Shared concern: Interning map key construction must be canonical. Compound types constructed in different orders must produce the same key. Inference variables should not be interned — only fully-resolved types.


AI-First Review

Criterion Score Notes
Learnability PASS Mirrors existing parser node pool (np_* arrays). One rule: types are tree nodes with integer handles.
Consistency PASS Parallel-array pools + accessor functions match established codebase pattern.
Generability PASS Bottom-up construction: type_list(type_option(type_int())). No overloaded fields.
Debuggability PASS Recursive type_display() prints any type at any depth. Mismatch diagnostics pinpoint divergence.
Token Efficiency PASS ~30-40% reduction in type-construction code.

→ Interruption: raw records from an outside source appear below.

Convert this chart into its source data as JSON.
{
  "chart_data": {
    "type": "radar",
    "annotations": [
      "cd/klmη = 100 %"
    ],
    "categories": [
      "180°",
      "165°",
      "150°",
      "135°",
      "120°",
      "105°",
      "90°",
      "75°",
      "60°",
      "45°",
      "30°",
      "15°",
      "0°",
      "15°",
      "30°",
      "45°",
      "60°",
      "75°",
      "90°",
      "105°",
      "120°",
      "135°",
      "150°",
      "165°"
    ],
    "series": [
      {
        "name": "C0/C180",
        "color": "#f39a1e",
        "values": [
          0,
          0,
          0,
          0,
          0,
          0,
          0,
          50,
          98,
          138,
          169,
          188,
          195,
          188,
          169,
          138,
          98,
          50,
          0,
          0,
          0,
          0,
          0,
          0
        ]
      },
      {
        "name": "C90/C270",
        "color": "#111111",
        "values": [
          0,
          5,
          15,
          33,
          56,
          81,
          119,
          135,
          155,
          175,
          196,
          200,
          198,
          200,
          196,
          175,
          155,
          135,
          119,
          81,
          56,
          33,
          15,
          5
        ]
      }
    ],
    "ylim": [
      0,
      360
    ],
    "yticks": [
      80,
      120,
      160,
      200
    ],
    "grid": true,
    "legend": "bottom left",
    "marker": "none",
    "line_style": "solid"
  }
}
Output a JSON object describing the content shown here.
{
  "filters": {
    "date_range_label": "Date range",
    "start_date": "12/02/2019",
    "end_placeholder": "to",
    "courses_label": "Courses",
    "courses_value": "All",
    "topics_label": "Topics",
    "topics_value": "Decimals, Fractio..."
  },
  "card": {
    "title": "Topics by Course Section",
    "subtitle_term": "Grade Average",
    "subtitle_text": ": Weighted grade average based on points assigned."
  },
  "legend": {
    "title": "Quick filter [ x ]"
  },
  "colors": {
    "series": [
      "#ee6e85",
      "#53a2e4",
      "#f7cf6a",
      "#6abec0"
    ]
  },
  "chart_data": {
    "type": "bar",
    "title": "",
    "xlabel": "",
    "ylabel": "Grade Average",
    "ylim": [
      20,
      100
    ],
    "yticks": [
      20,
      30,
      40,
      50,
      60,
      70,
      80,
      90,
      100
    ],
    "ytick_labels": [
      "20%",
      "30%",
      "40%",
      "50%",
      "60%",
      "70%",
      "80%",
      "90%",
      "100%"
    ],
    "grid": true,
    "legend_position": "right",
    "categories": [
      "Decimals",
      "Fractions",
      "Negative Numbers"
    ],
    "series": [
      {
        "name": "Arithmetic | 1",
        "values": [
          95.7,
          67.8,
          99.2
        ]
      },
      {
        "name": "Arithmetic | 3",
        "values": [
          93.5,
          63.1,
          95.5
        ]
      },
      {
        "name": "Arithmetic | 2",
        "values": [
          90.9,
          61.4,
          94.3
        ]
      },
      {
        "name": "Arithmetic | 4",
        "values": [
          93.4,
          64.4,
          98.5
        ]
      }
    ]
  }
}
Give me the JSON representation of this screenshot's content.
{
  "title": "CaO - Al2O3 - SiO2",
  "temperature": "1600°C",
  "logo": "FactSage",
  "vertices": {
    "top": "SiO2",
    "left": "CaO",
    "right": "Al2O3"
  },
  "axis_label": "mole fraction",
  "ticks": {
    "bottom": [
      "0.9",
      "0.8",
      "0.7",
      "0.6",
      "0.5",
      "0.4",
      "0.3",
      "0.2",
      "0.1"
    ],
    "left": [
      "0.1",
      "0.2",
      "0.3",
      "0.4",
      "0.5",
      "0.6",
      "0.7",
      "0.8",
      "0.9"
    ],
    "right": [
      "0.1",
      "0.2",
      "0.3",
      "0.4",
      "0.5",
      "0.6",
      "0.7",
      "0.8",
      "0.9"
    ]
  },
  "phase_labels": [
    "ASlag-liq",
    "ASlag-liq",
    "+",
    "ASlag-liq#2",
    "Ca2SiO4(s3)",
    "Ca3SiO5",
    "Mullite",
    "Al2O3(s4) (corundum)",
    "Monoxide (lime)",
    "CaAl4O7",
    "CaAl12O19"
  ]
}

ScopeVar shrinks from 8 fields to 3.

Score: 5/5 pass. No reconsideration needed.

Implementation Notes

Pool design (parallel arrays, interned):

pub let mut tp_kind: List[Int] = []
pub let mut tp_child1: List[Int] = []
pub let mut tp_child2: List[Int] = []
pub let mut tp_sname: List[Str] = []
pub let mut tp_count: Int = 0
pub let mut tp_intern: Map[Str, Int] = Map()

Nested type construction:

// List[Option[Int]]
let t_int = type_int()
let t_opt = type_option(t_int)
let t_list = type_list(t_opt)

// Result[Map[Str, List[Int]], MyError]
let t_map = type_map(type_str(), type_list(type_int()))
let t_result = type_result(t_map, type_struct("MyError"))

ScopeVar simplification:

// Before: 8 fields, 5 overloaded
type ScopeVar { name: Str, ctype: Int, is_mut: Int, inner1: Int, inner2: Int, sname: Str, sname2: Str, extra: Str }

// After: 3 fields, zero overloading
type ScopeVar { name: Str, ty: Int, is_mut: Int }

Bootstrap protocol (5-step):

  1. Add tp_* pool alongside old CT_* system; bridge functions convert between them → task regen
  2. Migrate compiler source to dual-write both old fields and new type_idtask regen
  3. Switch readers to prefer type_id, fall back to old fields → task regen
  4. Remove writes to old fields; type_id is authoritative → task regen
  5. Remove old fields from ScopeVar, delete CT_* constants, remove 17+ parallel registries → task regen

Migration trigger for enum upgrade: When the compiler supports struct-in-list / enum-with-data in lists, migrate from parallel arrays to List[TypeInfo] enum representation.